Does that make Menechino's advice moot? Not necessarily. But the Marlins are not guaranteed success by simply taking more pitches, because that effect only plays a small role in increasing offense. More importantly, the Marlins need to be selective rather than merely patient. Regardless of their patience, Miami still has a large number of offensive holes on the roster, and the lack of talent means that pitchers are more aggressive with the team in the strike zone. The Marlins saw about 50 percent of their pitches in the strike zone, and that represented the eighth-highest amount in baseball. This number becomes more drastic when you consider the very low zone percentage for Giancarlo Stanton compared to the rest of the punchless roster. The offense has improved with the addition of Jarrod Saltalamacchia and a full season of Christian Yelich, but the team may still be weak enough elsewhere in the lineup to warrant a continued aggressive approach attacking the strike zone. Patience only helps if you stop swinging at bad pitches, but the Marlins probably still have to be aggressive in the zone.

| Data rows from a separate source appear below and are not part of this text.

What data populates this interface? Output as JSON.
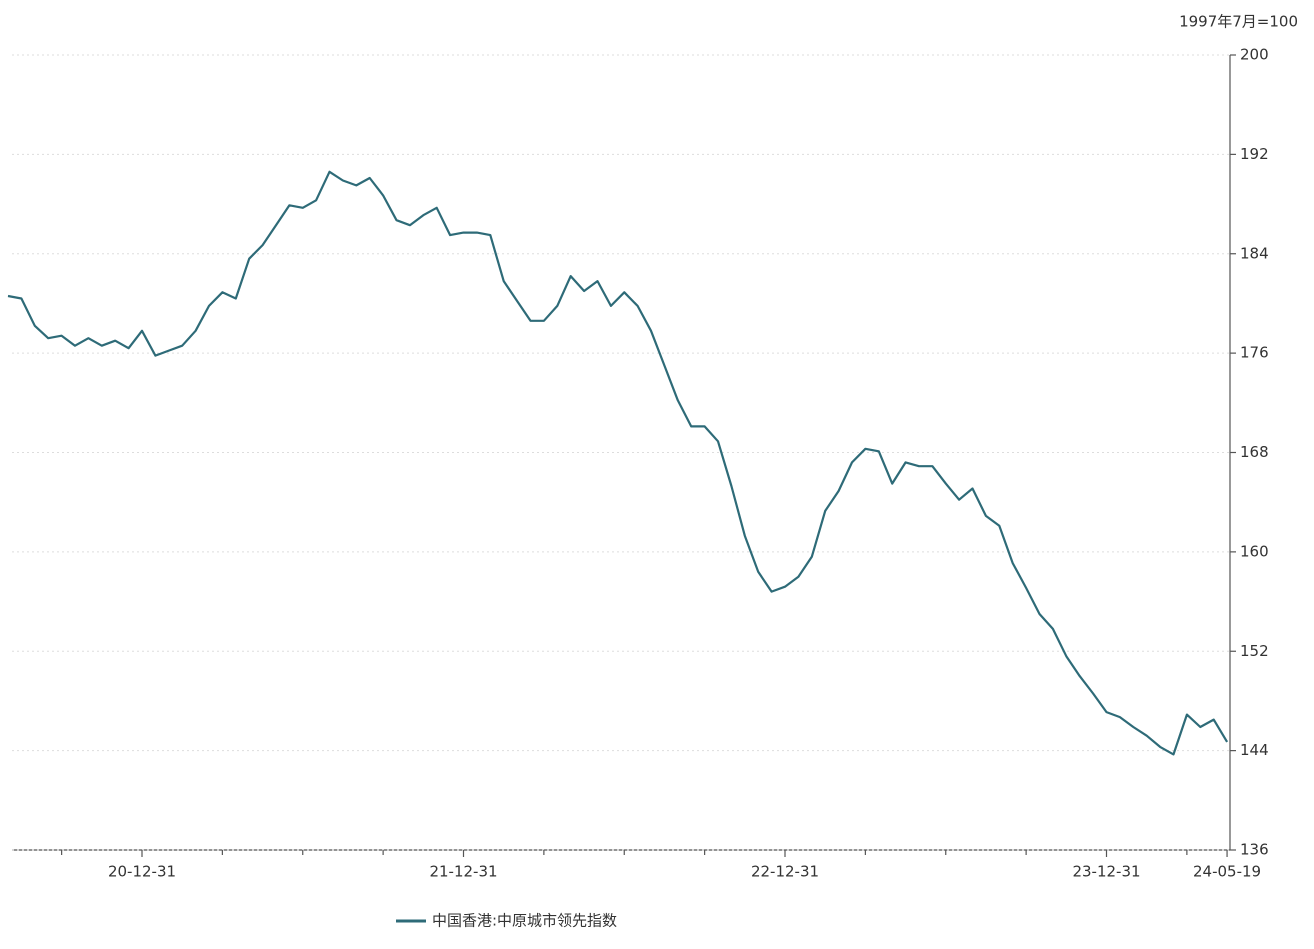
{
  "chart_data": {
    "type": "line",
    "unit_label": "1997年7月=100",
    "categories": [
      null,
      null,
      null,
      null,
      null,
      null,
      null,
      null,
      null,
      null,
      "20-12-31",
      null,
      null,
      null,
      null,
      null,
      null,
      null,
      null,
      null,
      null,
      null,
      null,
      null,
      null,
      null,
      null,
      null,
      null,
      null,
      null,
      null,
      null,
      null,
      "21-12-31",
      null,
      null,
      null,
      null,
      null,
      null,
      null,
      null,
      null,
      null,
      null,
      null,
      null,
      null,
      null,
      null,
      null,
      null,
      null,
      null,
      null,
      null,
      null,
      "22-12-31",
      null,
      null,
      null,
      null,
      null,
      null,
      null,
      null,
      null,
      null,
      null,
      null,
      null,
      null,
      null,
      null,
      null,
      null,
      null,
      null,
      null,
      null,
      null,
      "23-12-31",
      null,
      null,
      null,
      null,
      null,
      null,
      null,
      null,
      "24-05-19"
    ],
    "series": [
      {
        "name": "中国香港:中原城市领先指数",
        "color": "#2e6b78",
        "values": [
          180.6,
          180.4,
          178.2,
          177.2,
          177.4,
          176.6,
          177.2,
          176.6,
          177.0,
          176.4,
          177.8,
          175.8,
          176.2,
          176.6,
          177.8,
          179.8,
          180.9,
          180.4,
          183.6,
          184.7,
          186.3,
          187.9,
          187.7,
          188.3,
          190.6,
          189.9,
          189.5,
          190.1,
          188.7,
          186.7,
          186.3,
          187.1,
          187.7,
          185.5,
          185.7,
          185.7,
          185.5,
          181.8,
          180.2,
          178.6,
          178.6,
          179.8,
          182.2,
          181.0,
          181.8,
          179.8,
          180.9,
          179.8,
          177.8,
          175.0,
          172.2,
          170.1,
          170.1,
          168.9,
          165.3,
          161.3,
          158.4,
          156.8,
          157.2,
          158.0,
          159.6,
          163.3,
          164.9,
          167.2,
          168.3,
          168.1,
          165.5,
          167.2,
          166.9,
          166.9,
          165.5,
          164.2,
          165.1,
          162.9,
          162.1,
          159.1,
          157.1,
          155.0,
          153.8,
          151.6,
          150.0,
          148.6,
          147.1,
          146.7,
          145.9,
          145.2,
          144.3,
          143.7,
          146.9,
          145.9,
          146.5,
          144.7
        ]
      }
    ],
    "ylim": [
      136,
      200
    ],
    "yticks": [
      136,
      144,
      152,
      160,
      168,
      176,
      184,
      192,
      200
    ],
    "grid": true
  }
}
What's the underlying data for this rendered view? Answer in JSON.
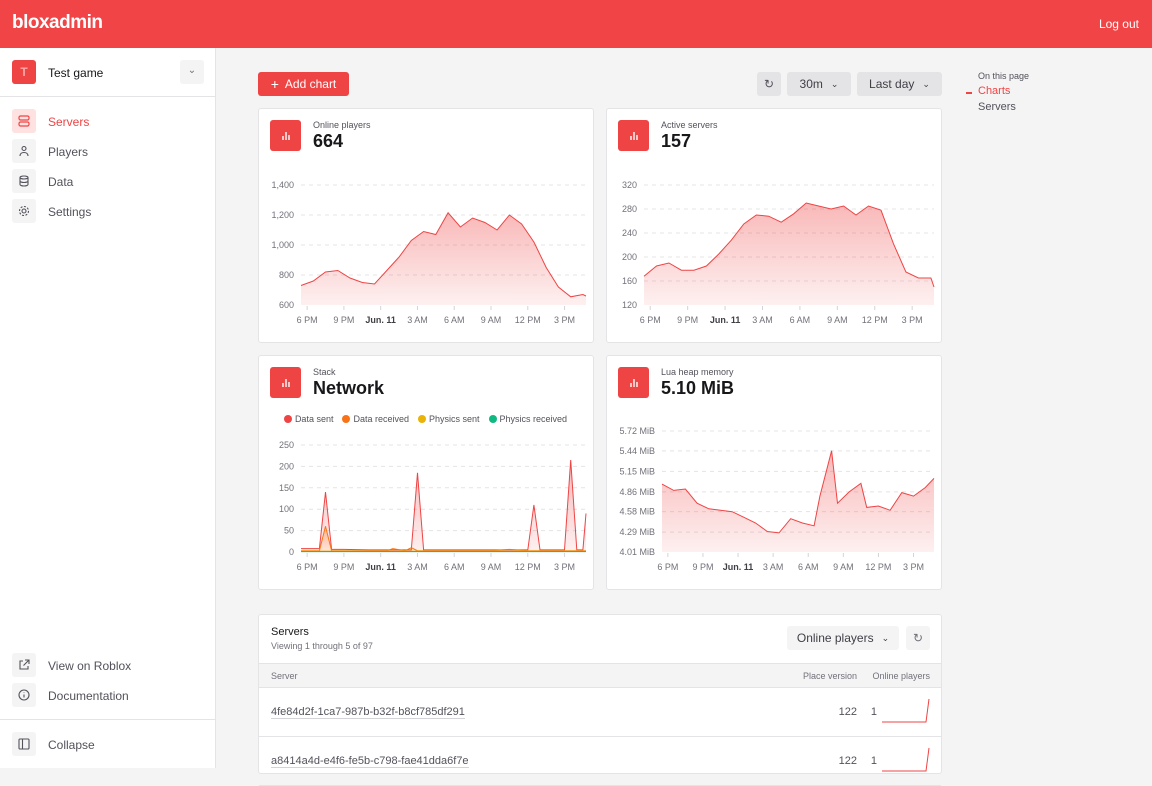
{
  "header": {
    "logo": "bloxadmin",
    "logout": "Log out"
  },
  "sidebar": {
    "game": {
      "initial": "T",
      "name": "Test game"
    },
    "items": [
      {
        "label": "Servers",
        "icon": "server-icon",
        "active": true
      },
      {
        "label": "Players",
        "icon": "user-icon"
      },
      {
        "label": "Data",
        "icon": "database-icon"
      },
      {
        "label": "Settings",
        "icon": "gear-icon"
      }
    ],
    "bottom": [
      {
        "label": "View on Roblox",
        "icon": "external-link-icon"
      },
      {
        "label": "Documentation",
        "icon": "info-icon"
      }
    ],
    "collapse": "Collapse"
  },
  "toolbar": {
    "add_chart": "Add chart",
    "interval": "30m",
    "range": "Last day"
  },
  "toc": {
    "title": "On this page",
    "items": [
      "Charts",
      "Servers"
    ]
  },
  "colors": {
    "accent": "#ef4444",
    "data_sent": "#ef4444",
    "data_received": "#f97316",
    "physics_sent": "#eab308",
    "physics_received": "#10b981"
  },
  "chart_data": [
    {
      "type": "area",
      "title": "Online players",
      "value": "664",
      "x": [
        "5:30 PM",
        "6:30 PM",
        "7:30 PM",
        "8:30 PM",
        "9:30 PM",
        "10:30 PM",
        "11:30 PM",
        "12:30 AM",
        "1:30 AM",
        "2:30 AM",
        "3:30 AM",
        "4:30 AM",
        "5:30 AM",
        "6:30 AM",
        "7:30 AM",
        "8:30 AM",
        "9:30 AM",
        "10:30 AM",
        "11:30 AM",
        "12:30 PM",
        "1:30 PM",
        "2:30 PM",
        "3:30 PM",
        "4:30 PM",
        "4:45 PM"
      ],
      "series": [
        {
          "values": [
            730,
            760,
            820,
            830,
            780,
            750,
            740,
            830,
            920,
            1030,
            1090,
            1070,
            1215,
            1120,
            1180,
            1150,
            1100,
            1200,
            1140,
            1020,
            850,
            720,
            655,
            670,
            660
          ]
        }
      ],
      "ylim": [
        600,
        1400
      ],
      "yticks": [
        {
          "v": 600,
          "l": "600"
        },
        {
          "v": 800,
          "l": "800"
        },
        {
          "v": 1000,
          "l": "1,000"
        },
        {
          "v": 1200,
          "l": "1,200"
        },
        {
          "v": 1400,
          "l": "1,400"
        }
      ],
      "xticks": [
        "6 PM",
        "9 PM",
        "Jun. 11",
        "3 AM",
        "6 AM",
        "9 AM",
        "12 PM",
        "3 PM"
      ],
      "grid": true
    },
    {
      "type": "area",
      "title": "Active servers",
      "value": "157",
      "x": [
        "5:30 PM",
        "6:30 PM",
        "7:30 PM",
        "8:30 PM",
        "9:30 PM",
        "10:30 PM",
        "11:30 PM",
        "12:30 AM",
        "1:30 AM",
        "2:30 AM",
        "3:30 AM",
        "4:30 AM",
        "5:30 AM",
        "6:30 AM",
        "7:30 AM",
        "8:30 AM",
        "9:30 AM",
        "10:30 AM",
        "11:30 AM",
        "12:30 PM",
        "1:30 PM",
        "2:30 PM",
        "3:30 PM",
        "4:30 PM",
        "4:45 PM"
      ],
      "series": [
        {
          "values": [
            168,
            185,
            190,
            178,
            178,
            185,
            205,
            228,
            255,
            270,
            268,
            258,
            272,
            290,
            285,
            280,
            285,
            270,
            285,
            278,
            222,
            175,
            165,
            165,
            150
          ]
        }
      ],
      "ylim": [
        120,
        320
      ],
      "yticks": [
        {
          "v": 120,
          "l": "120"
        },
        {
          "v": 160,
          "l": "160"
        },
        {
          "v": 200,
          "l": "200"
        },
        {
          "v": 240,
          "l": "240"
        },
        {
          "v": 280,
          "l": "280"
        },
        {
          "v": 320,
          "l": "320"
        }
      ],
      "xticks": [
        "6 PM",
        "9 PM",
        "Jun. 11",
        "3 AM",
        "6 AM",
        "9 AM",
        "12 PM",
        "3 PM"
      ],
      "grid": true
    },
    {
      "type": "area",
      "title": "Stack",
      "value": "Network",
      "legend": "top",
      "x": [
        "5:30 PM",
        "7:00 PM",
        "7:30 PM",
        "8:00 PM",
        "9:00 PM",
        "11:00 PM",
        "12:30 AM",
        "1:00 AM",
        "2:00 AM",
        "2:30 AM",
        "3:00 AM",
        "3:30 AM",
        "5:00 AM",
        "9:00 AM",
        "10:30 AM",
        "12:00 PM",
        "12:30 PM",
        "1:00 PM",
        "3:00 PM",
        "3:30 PM",
        "4:00 PM",
        "4:30 PM",
        "4:45 PM"
      ],
      "series": [
        {
          "name": "Data sent",
          "values": [
            8,
            8,
            140,
            6,
            6,
            5,
            5,
            5,
            5,
            5,
            185,
            5,
            5,
            5,
            5,
            5,
            110,
            5,
            5,
            215,
            5,
            5,
            90
          ]
        },
        {
          "name": "Data received",
          "values": [
            3,
            3,
            60,
            3,
            3,
            3,
            3,
            8,
            3,
            10,
            3,
            3,
            3,
            3,
            6,
            3,
            3,
            3,
            3,
            3,
            3,
            3,
            3
          ]
        },
        {
          "name": "Physics sent",
          "values": [
            2,
            2,
            2,
            2,
            2,
            2,
            2,
            2,
            2,
            2,
            2,
            2,
            2,
            2,
            2,
            2,
            2,
            2,
            2,
            2,
            2,
            2,
            2
          ]
        },
        {
          "name": "Physics received",
          "values": [
            1,
            1,
            1,
            1,
            1,
            1,
            1,
            1,
            1,
            1,
            1,
            1,
            1,
            1,
            1,
            1,
            1,
            1,
            1,
            1,
            1,
            1,
            1
          ]
        }
      ],
      "ylim": [
        0,
        250
      ],
      "yticks": [
        {
          "v": 0,
          "l": "0"
        },
        {
          "v": 50,
          "l": "50"
        },
        {
          "v": 100,
          "l": "100"
        },
        {
          "v": 150,
          "l": "150"
        },
        {
          "v": 200,
          "l": "200"
        },
        {
          "v": 250,
          "l": "250"
        }
      ],
      "xticks": [
        "6 PM",
        "9 PM",
        "Jun. 11",
        "3 AM",
        "6 AM",
        "9 AM",
        "12 PM",
        "3 PM"
      ],
      "grid": true
    },
    {
      "type": "area",
      "title": "Lua heap memory",
      "value": "5.10 MiB",
      "x": [
        "5:30 PM",
        "6:30 PM",
        "7:30 PM",
        "8:30 PM",
        "9:30 PM",
        "10:30 PM",
        "11:30 PM",
        "12:30 AM",
        "1:30 AM",
        "2:30 AM",
        "3:30 AM",
        "4:30 AM",
        "5:30 AM",
        "6:30 AM",
        "7:00 AM",
        "8:00 AM",
        "8:30 AM",
        "9:30 AM",
        "10:30 AM",
        "11:00 AM",
        "12:00 PM",
        "1:00 PM",
        "2:00 PM",
        "3:00 PM",
        "4:00 PM",
        "4:45 PM"
      ],
      "series": [
        {
          "values": [
            4.97,
            4.88,
            4.9,
            4.7,
            4.62,
            4.6,
            4.58,
            4.5,
            4.42,
            4.3,
            4.28,
            4.48,
            4.42,
            4.38,
            4.8,
            5.44,
            4.7,
            4.86,
            4.98,
            4.64,
            4.66,
            4.6,
            4.85,
            4.8,
            4.92,
            5.05
          ]
        }
      ],
      "ylim": [
        4.01,
        5.72
      ],
      "yticks": [
        {
          "v": 4.01,
          "l": "4.01 MiB"
        },
        {
          "v": 4.29,
          "l": "4.29 MiB"
        },
        {
          "v": 4.58,
          "l": "4.58 MiB"
        },
        {
          "v": 4.86,
          "l": "4.86 MiB"
        },
        {
          "v": 5.15,
          "l": "5.15 MiB"
        },
        {
          "v": 5.44,
          "l": "5.44 MiB"
        },
        {
          "v": 5.72,
          "l": "5.72 MiB"
        }
      ],
      "xticks": [
        "6 PM",
        "9 PM",
        "Jun. 11",
        "3 AM",
        "6 AM",
        "9 AM",
        "12 PM",
        "3 PM"
      ],
      "grid": true
    }
  ],
  "servers": {
    "title": "Servers",
    "subtitle": "Viewing 1 through 5 of 97",
    "sort": "Online players",
    "columns": [
      "Server",
      "Place version",
      "Online players"
    ],
    "rows": [
      {
        "id": "4fe84d2f-1ca7-987b-b32f-b8cf785df291",
        "place_version": "122",
        "online": "1"
      },
      {
        "id": "a8414a4d-e4f6-fe5b-c798-fae41dda6f7e",
        "place_version": "122",
        "online": "1"
      }
    ]
  }
}
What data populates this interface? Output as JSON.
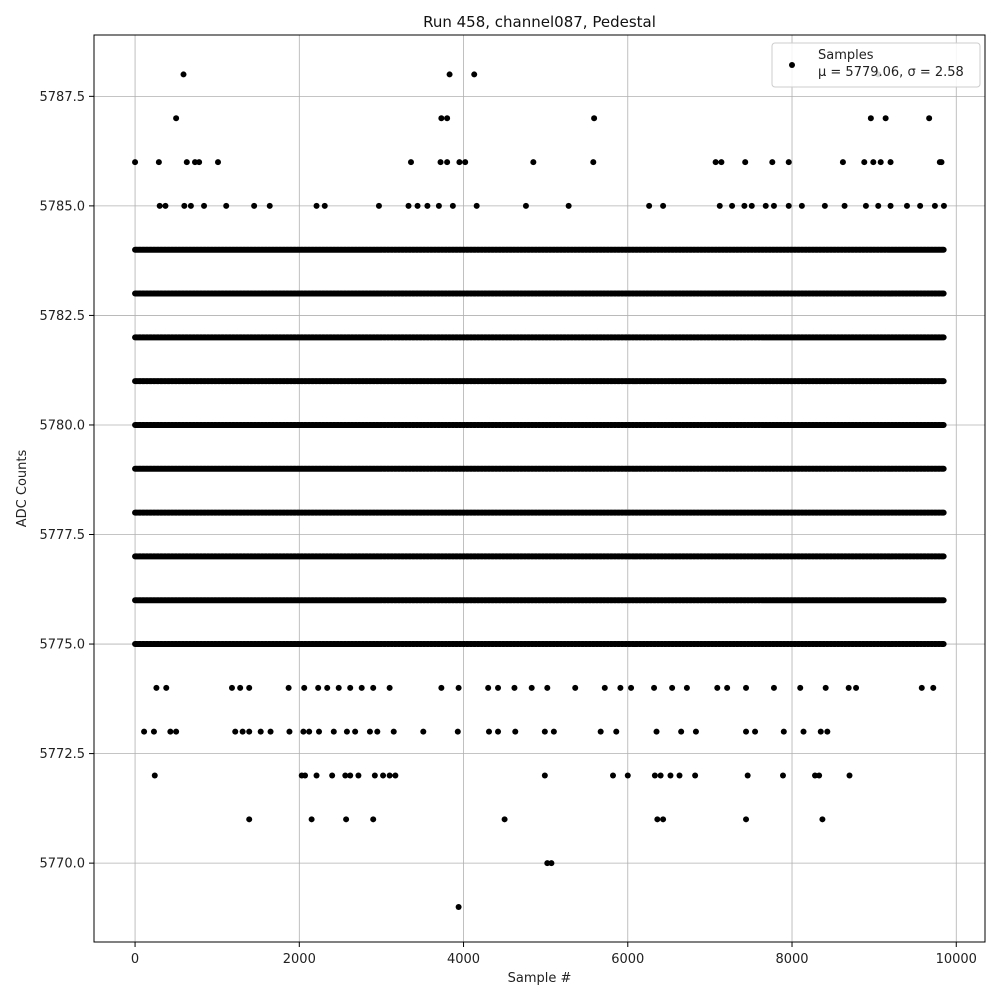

Still, the idea of the approach probably cannot hurt the team, and being more patient in general may lead to better selectivity as well. Emilio Bonifacio became a passable player in 2011 in part by bumping his walk rate up to nine percent, and he did so almost exclusively by taking more pitches, good or bad. If a player like Adeiny Hechavarria or Marcell Ozuna can find the OBP spark by simply leaving the bat on the shoulder a little more per plate appearance, the Marlins could benefit in a relevant way by turning a negative asset into a neutral or positive one. If the hapless Bonifacio figured out how to do it, any player can at least try it, and Menechino's idea puts it in their minds. It is yet another small step towards attempting to find a winning formula for a flawed team.